Amirjan Kossanov, l’un des membres fondateurs du mouvement puis candidat à la présidence, a annoncé que le nouveau mouvement plaidait pour un dialogue civilisé entre le peuple et les dirigeants et qu’il était prêt à intégrer des forces progressistes qui ne veulent pas simplement être les spectateurs de la transformation à venir du pouvoir. « Nous ne sommes pas une organisation riche. Nous travaillons dans un bureau tout à fait normal au lieu de nous établir quelque part dans un centre d’affaires branché. C’est pourquoi je le dis sans détour : nous sommes tous incorruptibles, et même l’argent des dirigeants et des oligarques ne suffira pas. Nous avons critiqué l’élite politique et nous continuerons à le faire. Cependant, si les dirigeants prennent des décisions appropriées pour la population, pourquoi devrions-nous les critiquer ? Probablement soutiendrions-nous ensuite la décision. Comme mes collègues, j’ai travaillé de nombreuses années pour le gouvernement. Aussi avons-nous des contacts et les utilisons-nous », a cité Kaktakto.

Tentative pour s’imposer

Dans les premiers mois de son existence en avril 2018, la nouvelle alliance a tout fait pour s’imposer comme la véritable force d’opposition du pays. Les premiers déplacements des représentants de l’alliance les ont menés à l’étranger. La réunion inaugurale proprement dite a eu lieu en présence de l’ancien Premier ministre Akejan Kajegeldin (1994-1997) à Bruxelles. Ce dernier vit depuis des années en exil et est considéré comme l’un des initiateurs de l’alliance.

Début juillet 2018, une délégation du « Nouveau Kazakhstan » s’est rendue à Washington. Le programme comprenait des réunions avec des élus du Congrès, des sénateurs et des représentants de USAID. Le sujet principal des pourparlers n’était pas la situation actuelle du Kazakhstan mais bien le mémorandum « sur la reconnaissance du génocide des Kazakhs », initié en mai 2018 par le mouvement. La délégation a notamment rencontré Andy Harris, à l’origine d’une loi pour la reconnaissance de l’Holodomor ukrainien comme génocide. L’opposition a également remis une proposition qui visait à inclure certains politiciens kazakhs – tenus responsables des événements de Janaozen en 2011 – dans le « Global Magnitsky Act ». Le « Global Magnitsky Act » autorise notamment le gouvernement des Etats-Unis à appliquer des sanctions – gel des avoirs ou refus de visa – à l’encontre de personnes accusées d’avoir enfreint les droits de l’homme dans le monde.

Ce n’est qu’à partir de septembre 2018, dans la foulée de ces apparitions internationales, que les représentants du forum ont fait le tour de leur propre pays pour échanger des idées avec la population à Astana (aujourd’hui Nur-Sultan), Karaganda, Pavlodar, Semeï et d’autres villes. « Nous avons séjourné dans des hôtels de gamme moyenne.

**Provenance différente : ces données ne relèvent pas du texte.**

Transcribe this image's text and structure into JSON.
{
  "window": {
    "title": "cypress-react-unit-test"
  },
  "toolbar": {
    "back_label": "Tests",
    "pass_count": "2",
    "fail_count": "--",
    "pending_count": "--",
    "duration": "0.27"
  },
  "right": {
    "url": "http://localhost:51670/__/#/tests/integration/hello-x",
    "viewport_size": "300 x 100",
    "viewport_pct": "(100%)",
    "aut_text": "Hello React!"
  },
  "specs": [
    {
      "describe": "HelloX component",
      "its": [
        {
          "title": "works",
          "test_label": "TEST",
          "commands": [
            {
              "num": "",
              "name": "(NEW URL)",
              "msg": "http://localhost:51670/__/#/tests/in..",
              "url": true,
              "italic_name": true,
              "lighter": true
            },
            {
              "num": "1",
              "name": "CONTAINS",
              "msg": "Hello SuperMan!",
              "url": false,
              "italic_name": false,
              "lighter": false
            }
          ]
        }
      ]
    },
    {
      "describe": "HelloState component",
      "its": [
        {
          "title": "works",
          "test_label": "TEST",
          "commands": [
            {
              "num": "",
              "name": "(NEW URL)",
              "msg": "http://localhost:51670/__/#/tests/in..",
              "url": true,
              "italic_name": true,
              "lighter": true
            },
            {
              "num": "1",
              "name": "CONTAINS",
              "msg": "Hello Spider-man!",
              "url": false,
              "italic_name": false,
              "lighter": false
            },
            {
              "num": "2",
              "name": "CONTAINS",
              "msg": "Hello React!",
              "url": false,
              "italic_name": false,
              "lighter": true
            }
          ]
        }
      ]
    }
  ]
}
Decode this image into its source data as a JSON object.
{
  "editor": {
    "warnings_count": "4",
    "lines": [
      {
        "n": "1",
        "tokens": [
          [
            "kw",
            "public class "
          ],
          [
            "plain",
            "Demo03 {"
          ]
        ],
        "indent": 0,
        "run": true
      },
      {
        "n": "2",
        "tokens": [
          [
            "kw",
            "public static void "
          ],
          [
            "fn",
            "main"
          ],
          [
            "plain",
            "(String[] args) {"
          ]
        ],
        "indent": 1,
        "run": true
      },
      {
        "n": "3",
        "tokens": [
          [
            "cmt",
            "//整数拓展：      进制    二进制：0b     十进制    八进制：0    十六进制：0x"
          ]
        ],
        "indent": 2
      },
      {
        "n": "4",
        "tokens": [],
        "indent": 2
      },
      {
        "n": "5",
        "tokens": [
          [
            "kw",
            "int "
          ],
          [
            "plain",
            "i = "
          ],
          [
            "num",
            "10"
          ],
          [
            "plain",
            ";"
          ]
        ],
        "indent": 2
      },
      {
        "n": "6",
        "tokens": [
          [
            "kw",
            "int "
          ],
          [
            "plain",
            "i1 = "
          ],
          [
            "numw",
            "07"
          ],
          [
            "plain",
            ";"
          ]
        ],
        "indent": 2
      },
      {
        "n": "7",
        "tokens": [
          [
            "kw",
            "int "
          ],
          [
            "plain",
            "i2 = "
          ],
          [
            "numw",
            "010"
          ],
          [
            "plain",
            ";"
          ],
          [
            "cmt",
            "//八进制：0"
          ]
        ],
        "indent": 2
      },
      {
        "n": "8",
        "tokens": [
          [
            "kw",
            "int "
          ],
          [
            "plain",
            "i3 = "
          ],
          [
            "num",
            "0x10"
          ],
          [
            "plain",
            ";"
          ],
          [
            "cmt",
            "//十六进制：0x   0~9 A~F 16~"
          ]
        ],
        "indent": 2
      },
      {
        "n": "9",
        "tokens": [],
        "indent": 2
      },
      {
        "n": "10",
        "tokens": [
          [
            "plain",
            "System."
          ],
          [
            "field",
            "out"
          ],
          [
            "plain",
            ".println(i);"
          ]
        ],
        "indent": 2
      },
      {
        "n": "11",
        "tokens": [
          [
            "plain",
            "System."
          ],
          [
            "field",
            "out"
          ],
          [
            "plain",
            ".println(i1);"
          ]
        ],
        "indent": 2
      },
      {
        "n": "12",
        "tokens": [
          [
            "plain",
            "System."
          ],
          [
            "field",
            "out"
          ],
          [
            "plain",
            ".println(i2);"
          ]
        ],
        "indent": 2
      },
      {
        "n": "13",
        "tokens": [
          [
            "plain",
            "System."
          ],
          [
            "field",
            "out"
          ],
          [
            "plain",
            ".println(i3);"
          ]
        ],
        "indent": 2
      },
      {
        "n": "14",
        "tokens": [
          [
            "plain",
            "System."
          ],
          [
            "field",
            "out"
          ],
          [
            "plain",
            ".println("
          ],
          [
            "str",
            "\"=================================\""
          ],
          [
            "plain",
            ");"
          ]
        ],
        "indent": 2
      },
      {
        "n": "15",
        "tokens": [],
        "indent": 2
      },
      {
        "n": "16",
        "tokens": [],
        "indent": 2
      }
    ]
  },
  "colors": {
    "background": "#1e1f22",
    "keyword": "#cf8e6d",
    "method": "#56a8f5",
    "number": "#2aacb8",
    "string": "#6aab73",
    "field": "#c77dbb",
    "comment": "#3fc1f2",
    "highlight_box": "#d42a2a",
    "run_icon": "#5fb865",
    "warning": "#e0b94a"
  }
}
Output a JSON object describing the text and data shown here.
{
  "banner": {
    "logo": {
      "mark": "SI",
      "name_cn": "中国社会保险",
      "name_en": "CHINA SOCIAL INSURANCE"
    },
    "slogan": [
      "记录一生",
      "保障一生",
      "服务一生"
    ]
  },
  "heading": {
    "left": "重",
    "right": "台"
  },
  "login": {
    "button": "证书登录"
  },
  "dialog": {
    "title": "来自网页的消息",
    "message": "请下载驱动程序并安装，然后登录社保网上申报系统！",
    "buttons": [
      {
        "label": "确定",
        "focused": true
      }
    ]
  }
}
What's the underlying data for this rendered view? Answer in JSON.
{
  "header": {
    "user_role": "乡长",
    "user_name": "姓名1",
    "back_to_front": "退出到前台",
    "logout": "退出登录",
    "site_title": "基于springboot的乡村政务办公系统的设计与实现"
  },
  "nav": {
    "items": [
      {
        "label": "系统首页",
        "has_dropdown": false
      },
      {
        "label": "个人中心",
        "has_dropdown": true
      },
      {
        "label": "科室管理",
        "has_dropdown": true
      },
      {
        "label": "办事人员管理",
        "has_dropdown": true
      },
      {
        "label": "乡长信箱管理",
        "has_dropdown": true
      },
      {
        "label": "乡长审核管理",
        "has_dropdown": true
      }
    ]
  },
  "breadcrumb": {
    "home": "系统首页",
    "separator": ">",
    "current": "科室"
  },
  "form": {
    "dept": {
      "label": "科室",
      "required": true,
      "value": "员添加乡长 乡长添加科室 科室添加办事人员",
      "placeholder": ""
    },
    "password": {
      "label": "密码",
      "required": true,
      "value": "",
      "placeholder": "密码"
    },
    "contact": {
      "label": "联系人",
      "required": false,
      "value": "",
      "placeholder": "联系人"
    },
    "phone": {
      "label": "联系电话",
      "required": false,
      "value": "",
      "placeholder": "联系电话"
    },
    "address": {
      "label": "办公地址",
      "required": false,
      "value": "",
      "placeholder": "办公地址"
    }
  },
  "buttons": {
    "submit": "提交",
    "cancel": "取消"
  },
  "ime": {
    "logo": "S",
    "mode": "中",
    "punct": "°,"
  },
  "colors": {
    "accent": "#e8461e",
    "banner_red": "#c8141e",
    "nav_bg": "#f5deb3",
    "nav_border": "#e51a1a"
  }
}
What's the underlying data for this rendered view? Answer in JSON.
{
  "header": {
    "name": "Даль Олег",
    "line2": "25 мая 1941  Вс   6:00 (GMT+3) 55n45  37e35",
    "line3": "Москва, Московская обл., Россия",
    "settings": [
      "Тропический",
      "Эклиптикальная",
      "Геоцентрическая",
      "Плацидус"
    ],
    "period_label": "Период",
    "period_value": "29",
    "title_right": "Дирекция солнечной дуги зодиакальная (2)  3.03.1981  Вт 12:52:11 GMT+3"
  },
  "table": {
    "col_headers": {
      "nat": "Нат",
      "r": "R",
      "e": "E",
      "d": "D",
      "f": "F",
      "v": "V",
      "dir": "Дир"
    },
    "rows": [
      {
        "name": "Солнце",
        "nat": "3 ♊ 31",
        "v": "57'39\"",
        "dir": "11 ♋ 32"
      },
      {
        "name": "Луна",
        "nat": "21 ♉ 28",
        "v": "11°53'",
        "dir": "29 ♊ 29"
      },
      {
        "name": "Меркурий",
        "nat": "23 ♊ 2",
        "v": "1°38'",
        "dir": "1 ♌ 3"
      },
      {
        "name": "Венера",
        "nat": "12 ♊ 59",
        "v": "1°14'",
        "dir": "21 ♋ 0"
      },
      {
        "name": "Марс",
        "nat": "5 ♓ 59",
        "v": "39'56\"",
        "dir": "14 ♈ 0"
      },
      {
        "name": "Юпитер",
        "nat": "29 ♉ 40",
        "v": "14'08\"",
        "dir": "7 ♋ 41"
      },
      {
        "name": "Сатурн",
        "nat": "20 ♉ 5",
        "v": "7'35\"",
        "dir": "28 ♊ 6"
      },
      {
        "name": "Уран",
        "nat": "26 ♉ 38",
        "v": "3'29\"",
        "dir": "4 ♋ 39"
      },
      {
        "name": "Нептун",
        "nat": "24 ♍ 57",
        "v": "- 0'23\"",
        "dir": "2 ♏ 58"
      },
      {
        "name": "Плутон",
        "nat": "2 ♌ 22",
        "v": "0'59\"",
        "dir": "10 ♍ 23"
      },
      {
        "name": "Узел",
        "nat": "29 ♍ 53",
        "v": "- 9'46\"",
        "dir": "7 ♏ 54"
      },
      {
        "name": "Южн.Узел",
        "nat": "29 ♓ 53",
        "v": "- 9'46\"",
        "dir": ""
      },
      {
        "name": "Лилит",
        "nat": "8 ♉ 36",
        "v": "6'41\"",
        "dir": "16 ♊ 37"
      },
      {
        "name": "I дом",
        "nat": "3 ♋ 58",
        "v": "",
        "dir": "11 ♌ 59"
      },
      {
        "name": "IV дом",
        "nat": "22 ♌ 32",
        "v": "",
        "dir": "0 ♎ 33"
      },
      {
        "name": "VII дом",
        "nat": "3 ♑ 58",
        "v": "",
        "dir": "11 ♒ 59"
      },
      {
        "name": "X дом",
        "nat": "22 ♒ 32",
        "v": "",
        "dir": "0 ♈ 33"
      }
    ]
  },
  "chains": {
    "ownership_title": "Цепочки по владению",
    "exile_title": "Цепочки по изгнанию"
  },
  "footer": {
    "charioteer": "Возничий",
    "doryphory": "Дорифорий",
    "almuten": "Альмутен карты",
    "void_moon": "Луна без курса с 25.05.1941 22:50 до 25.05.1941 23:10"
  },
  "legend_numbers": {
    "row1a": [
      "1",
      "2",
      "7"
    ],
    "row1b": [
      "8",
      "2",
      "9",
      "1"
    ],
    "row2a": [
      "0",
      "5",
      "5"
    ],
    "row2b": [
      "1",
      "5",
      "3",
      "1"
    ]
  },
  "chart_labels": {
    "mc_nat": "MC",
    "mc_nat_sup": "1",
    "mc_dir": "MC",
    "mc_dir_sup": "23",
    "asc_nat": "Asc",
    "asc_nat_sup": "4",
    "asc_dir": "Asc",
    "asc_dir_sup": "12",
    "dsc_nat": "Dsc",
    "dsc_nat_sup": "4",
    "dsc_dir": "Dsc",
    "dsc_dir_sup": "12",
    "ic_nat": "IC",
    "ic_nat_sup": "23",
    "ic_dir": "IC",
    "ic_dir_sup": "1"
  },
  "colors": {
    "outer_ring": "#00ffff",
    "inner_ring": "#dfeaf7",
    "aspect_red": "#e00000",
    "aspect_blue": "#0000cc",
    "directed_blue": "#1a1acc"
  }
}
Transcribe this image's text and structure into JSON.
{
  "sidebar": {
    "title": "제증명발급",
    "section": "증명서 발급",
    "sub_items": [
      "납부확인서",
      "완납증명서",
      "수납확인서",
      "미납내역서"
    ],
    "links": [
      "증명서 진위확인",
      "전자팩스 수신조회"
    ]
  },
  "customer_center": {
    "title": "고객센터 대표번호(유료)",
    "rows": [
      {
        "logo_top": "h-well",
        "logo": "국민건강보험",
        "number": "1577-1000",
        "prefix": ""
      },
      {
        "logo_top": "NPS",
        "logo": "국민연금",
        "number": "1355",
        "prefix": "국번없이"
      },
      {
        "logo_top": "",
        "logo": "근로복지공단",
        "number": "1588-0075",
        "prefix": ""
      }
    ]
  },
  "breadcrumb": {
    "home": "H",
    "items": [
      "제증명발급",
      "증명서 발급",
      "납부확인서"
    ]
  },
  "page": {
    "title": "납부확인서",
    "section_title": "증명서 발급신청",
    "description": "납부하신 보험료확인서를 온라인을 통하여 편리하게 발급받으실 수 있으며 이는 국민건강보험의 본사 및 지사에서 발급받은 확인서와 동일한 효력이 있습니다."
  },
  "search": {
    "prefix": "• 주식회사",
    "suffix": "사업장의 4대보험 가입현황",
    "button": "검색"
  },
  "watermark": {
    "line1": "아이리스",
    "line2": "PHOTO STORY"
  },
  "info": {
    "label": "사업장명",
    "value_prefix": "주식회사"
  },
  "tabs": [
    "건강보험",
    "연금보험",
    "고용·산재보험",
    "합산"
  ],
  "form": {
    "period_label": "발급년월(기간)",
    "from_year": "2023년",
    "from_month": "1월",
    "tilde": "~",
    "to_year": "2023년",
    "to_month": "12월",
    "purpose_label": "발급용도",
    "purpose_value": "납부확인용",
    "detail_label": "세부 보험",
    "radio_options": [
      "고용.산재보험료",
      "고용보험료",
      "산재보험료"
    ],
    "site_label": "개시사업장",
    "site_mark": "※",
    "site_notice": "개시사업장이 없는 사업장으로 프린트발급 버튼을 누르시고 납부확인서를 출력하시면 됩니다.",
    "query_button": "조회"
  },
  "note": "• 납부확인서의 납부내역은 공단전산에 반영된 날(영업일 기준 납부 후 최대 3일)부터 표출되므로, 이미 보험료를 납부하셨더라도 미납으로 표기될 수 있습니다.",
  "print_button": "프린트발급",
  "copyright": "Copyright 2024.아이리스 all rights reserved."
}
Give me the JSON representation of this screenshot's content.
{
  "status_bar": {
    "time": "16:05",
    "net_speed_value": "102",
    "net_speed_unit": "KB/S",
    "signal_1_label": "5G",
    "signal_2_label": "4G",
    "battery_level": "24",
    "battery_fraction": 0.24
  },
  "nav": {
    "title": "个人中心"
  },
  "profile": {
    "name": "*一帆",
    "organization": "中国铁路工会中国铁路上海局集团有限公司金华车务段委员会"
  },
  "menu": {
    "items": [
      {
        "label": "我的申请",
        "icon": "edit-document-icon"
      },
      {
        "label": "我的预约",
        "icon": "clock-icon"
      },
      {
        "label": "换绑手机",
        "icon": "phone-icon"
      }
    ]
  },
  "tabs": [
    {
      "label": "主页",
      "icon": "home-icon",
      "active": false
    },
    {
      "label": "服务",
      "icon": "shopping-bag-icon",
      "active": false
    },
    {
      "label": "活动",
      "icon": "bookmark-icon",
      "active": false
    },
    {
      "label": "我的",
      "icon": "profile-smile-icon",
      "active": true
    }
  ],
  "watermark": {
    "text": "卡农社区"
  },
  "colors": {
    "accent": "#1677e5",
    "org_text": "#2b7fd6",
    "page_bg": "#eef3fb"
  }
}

Les lieux d’accueil étaient loués principalement dans les hôtels, les rencontres avec les habitants se déroulaient dans leurs salles de conférences. Certains hommes d’affaires locaux ont un peu aidé », a déclaré Amirjan Kossanov à Ferghana News. L’opposition avait lancé les invitations aux réunions via les réseaux sociaux et ce sont ainsi surtout des jeunes qui ont participé.

L’objectif déclaré de ce dialogue était de définir un programme pour le mouvement. Parmi les thèses que le forum avait déjà formulées par avance, on comptait, à côté de la nécessité de construire un Etat constitutionnel social et démocratique, la sortie de l’Union économique eurasiatique, la « désoviétisation », la consolidation du kazakh comme langue d’Etat, l’interdiction de bases militaires étrangères et de la location des terres à des étrangers. Avec un tel profil nationaliste, le mouvement se démarquait clairement du régime au pouvoir, mais il montrait aussi que « Nouveau Kazakhstan » ne pouvait pas être l’alliance d’une opposition unie, contrairement à la manière dont il se percevait lui-même. Par exemple, la célèbre leader de l’opposition Gouljan Jergalieva a exprimé sa colère sur Facebook : « Votre nouveau forum n’est pas une plate-forme démocratique mais un projet censé détourner la société de la realpolitik sous l’idéologie nationaliste. Et qui ne se bat pas avec le régime mais avec des « étrangers » parmi les compatriotes ».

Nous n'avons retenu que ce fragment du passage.